Critique/Opéra Classique

LE BARBIER DE SEVILLE de Gioacchino Rossini

Au galop pour en rire !

 LE BARBIER DE SEVILLE de Gioacchino Rossini

L’orchestre est en place, le chef lui fait face, tout est prêt. Un policier parcourt l’avant-scène brandissant une pancarte de sens interdit avec un téléphone portable barré. Il s’arrête, rédige une contravention et la lance sur un spectateur. Eclat de rires dans la salle. Le ton est donné. Ce Barbier de Séville aura un goût de farce.

A l’opposé de la précédente production de l’Opéra National de Paris, celle, politique et féministe, que Coline Serreau signa en 2002 transposant Séville à Kaboul, et qui, en une demi-douzaine de reprises, avait pris une patine de déjà-vu.

Importé du Grand Théâtre de Genève où il fut créé en 2010, le nouveau Barbier tourne au triple galop que lui insuffle son metteur en scène italien Damiano Michieletto.

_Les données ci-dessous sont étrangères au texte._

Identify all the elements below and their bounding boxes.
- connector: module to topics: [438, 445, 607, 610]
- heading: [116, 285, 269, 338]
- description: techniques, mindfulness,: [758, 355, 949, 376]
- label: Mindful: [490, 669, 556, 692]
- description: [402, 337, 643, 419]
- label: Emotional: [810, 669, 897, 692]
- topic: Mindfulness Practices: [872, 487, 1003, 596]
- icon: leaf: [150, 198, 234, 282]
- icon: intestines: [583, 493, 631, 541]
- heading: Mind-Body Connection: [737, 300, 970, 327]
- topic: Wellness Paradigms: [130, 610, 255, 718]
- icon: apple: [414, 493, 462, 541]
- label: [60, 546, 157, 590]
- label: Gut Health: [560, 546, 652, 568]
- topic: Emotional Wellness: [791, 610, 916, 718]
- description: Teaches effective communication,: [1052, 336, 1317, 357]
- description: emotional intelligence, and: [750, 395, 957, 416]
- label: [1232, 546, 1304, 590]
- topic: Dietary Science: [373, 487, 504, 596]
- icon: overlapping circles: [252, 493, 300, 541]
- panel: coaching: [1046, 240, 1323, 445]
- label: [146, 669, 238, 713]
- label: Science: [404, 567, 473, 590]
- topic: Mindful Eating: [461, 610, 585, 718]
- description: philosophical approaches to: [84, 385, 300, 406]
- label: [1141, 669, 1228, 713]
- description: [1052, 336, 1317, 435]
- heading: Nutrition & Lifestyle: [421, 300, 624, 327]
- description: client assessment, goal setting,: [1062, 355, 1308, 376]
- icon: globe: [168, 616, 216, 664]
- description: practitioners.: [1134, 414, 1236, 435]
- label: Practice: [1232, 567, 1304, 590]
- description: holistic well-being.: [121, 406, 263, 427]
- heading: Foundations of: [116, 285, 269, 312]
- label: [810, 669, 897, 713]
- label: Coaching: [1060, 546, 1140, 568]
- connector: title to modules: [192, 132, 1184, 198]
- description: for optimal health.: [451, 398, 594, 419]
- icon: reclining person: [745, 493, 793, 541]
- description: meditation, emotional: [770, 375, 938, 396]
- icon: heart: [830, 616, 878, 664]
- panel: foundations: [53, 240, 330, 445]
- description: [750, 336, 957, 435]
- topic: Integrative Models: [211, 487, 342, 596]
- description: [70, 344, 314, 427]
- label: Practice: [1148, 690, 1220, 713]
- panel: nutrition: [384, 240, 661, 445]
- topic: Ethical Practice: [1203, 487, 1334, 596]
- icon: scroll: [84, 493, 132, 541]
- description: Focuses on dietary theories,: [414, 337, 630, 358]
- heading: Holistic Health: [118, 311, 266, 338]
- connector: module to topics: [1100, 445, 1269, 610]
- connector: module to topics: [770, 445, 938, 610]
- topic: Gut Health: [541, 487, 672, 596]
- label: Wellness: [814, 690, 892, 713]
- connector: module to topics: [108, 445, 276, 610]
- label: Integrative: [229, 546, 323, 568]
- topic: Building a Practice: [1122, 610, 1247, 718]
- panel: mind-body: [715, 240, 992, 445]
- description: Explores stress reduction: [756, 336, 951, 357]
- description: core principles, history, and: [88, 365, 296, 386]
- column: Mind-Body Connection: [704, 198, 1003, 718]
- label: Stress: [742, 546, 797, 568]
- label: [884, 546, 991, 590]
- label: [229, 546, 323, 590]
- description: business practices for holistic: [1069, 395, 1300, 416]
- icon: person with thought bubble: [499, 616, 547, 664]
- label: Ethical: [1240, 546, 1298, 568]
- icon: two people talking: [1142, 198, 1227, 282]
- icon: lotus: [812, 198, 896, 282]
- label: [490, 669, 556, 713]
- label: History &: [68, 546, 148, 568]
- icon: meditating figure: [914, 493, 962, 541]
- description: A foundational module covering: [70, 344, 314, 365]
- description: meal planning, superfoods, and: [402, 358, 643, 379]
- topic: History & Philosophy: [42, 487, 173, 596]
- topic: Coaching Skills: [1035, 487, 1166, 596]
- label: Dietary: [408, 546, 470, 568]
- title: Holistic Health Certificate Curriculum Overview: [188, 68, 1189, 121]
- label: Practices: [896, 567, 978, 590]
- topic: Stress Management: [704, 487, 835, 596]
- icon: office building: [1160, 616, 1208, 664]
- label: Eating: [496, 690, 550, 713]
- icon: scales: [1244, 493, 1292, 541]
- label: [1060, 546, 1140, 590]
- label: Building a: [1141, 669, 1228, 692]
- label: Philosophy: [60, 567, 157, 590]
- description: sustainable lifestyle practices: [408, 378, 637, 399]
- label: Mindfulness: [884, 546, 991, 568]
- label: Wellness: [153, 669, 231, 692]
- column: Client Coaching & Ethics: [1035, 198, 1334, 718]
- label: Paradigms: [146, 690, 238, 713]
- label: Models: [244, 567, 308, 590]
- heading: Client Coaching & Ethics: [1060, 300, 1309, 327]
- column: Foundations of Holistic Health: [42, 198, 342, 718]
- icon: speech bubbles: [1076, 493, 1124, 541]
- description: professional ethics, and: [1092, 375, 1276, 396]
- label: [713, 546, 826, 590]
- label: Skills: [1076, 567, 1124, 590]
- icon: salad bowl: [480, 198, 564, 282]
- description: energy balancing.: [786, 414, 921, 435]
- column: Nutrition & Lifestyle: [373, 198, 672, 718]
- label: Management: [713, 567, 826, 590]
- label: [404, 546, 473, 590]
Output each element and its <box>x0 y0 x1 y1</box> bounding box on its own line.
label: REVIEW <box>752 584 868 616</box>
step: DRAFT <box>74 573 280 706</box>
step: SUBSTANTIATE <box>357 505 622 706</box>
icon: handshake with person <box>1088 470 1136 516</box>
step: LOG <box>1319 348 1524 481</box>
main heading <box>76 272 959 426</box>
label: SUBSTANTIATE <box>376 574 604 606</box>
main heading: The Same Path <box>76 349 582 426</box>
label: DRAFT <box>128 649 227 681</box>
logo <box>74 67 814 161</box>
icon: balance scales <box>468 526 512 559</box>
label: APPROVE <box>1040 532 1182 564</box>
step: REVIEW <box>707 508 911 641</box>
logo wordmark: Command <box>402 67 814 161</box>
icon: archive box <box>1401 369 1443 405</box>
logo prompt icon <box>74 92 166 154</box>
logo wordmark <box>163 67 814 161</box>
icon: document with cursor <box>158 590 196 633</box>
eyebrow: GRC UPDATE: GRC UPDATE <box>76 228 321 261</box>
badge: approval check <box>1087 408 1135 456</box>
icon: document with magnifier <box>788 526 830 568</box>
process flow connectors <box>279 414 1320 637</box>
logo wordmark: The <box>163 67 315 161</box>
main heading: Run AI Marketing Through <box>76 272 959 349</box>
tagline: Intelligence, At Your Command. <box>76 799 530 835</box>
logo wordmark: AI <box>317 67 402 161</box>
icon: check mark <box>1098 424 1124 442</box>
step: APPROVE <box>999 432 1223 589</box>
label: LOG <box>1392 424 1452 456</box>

Homme de théâtre et de musique réputé dans son pays et hors frontières (notamment à Salzbourg), nourri des traditions de la commedia dell’arte, il en porte les ombres sur les personnages que Rossini puisa dans la comédie éponyme de Beaumarchais. Sans sous-entendus ni recherche psycho machin chose autre que celle du plaisir, et la musique virevoltante de Rossini, ses airs virtuoses qui depuis longtemps sont ancrés dans les oreilles, s’y prête allègrement.

Michieletto jette les personnages sur les pavés d’un quartier populaire, Séville, Naples ou derrière les Ramblas de Barcelone, qu’importe ! Les façades des immeubles sont d’un ocre décrépi et le linge sèche devant les fenêtres. Côté jardin, un bistrot à snacks affiche ses spécialités, côté cour, quelques chaises accueillent les épieurs de passants. Au centre se dresse le vaste domaine de Bartolo qui tourne, tourne, tourne sur lui-même, dévoilant en mouvement quasi continu ses escaliers en spirales, ses étages, ses chambres, cuisines, salles d’eau et ses intimités avec Rosina, la jeune pupille que le vieil homme tient enfermée pour pouvoir l’épouser.
Antennes paraboliques, postes de télé, voiture, motos et incontournable téléphone portable, la farandole de quiproquos se veut d’aujourd’hui et de toujours.

Sans pause, ni répit

Tout bouge sans pause ni répit et partout à la fois. Les trépidations incessantes dominent au détriment parfois des actions centrales. On ne détourne pas impunément quelques lois fondamentales du théâtre qu’il soit parlé ou musical. Des gags de pur vaudeville se heurtent ici ou là à d’inutiles fantaisies comme cette fausse fanfare maladroitement mimée par les choristes et sans lien avec les instruments de la musique qui monte de la fosse.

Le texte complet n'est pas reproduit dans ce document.